Acid reflux, or gastroesophageal reflux disease (GERD), can cause a burning sensation in your throat or chest — classic heartburn. But sometimes, GERD can cause sharp chest pain and pressure, Dr. Legha says. So can esophagitis, an inflammation of the lining of the tube that connects the throat to the stomach.

With these conditions, pain is more likely after eating, exercising or lying down. You might also have a hard time swallowing.

Musculoskeletal problems

If you recently hauled a heavy box or worked out too hard at the weight gym, you might have developed a case of costochondritis — inflammation of the cartilage around the sternum.
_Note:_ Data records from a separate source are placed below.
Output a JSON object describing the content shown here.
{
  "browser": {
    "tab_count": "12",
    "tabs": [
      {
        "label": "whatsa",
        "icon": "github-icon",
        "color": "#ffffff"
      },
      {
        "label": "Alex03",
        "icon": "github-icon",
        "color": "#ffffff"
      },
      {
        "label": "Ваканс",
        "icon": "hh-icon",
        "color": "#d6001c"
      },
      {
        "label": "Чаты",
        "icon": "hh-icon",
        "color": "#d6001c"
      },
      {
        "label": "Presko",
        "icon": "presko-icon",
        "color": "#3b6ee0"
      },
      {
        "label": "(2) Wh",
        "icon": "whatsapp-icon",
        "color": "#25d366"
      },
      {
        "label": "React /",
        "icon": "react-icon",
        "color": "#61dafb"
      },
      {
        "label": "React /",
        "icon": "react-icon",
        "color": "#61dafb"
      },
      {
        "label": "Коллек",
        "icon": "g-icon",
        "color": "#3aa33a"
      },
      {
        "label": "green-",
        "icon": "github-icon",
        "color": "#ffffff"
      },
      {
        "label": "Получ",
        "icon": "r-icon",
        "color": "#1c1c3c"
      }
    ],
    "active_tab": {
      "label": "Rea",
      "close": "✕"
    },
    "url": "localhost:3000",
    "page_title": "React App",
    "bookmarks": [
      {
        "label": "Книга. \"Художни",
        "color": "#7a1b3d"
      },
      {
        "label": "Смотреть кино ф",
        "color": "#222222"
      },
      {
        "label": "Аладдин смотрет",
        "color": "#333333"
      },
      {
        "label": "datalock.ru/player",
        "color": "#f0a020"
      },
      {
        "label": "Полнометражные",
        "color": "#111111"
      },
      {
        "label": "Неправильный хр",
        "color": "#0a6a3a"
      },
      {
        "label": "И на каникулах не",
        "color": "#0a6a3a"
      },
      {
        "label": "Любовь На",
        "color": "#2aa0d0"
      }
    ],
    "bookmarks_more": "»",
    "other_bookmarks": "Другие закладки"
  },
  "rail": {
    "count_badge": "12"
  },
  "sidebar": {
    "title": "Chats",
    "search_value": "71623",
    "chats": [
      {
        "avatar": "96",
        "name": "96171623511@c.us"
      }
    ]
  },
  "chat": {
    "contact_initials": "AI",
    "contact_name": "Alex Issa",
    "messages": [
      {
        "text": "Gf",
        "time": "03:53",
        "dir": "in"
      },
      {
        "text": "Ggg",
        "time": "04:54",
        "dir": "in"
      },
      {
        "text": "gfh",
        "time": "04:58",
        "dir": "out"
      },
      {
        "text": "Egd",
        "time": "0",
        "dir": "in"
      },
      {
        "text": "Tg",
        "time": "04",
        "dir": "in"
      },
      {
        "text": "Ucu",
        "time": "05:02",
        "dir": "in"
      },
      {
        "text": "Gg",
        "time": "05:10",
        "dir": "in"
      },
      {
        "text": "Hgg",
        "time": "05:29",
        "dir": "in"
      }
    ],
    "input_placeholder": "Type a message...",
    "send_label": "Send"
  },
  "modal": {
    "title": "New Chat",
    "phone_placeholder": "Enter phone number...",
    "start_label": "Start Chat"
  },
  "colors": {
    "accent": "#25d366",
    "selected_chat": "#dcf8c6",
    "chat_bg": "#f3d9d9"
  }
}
A bad case can cause significant pain. 

Aortic dissection

This dangerous condition strikes when the layers of the aorta, the heart’s major blood vessel, tear apart. It feels like a sharp, tearing pain in your chest and back. Other symptoms include shortness of breath, fainting or dizziness, weak pulse and stroke symptoms.

This isn’t a sharp pain that eases after a minute, but pain you can’t ignore. (And you shouldn’t. It’s a 911 situation.)

Coronary artery disease

Coronary artery disease can cause a painful sensation in the chest called angina. But usually, that pain is described as heaviness, achiness, tightness or pressure, rather than a sharp, sudden blast of pain. “This type of pain is usually brought on by exertion and goes away with rest,” Dr. Legha says.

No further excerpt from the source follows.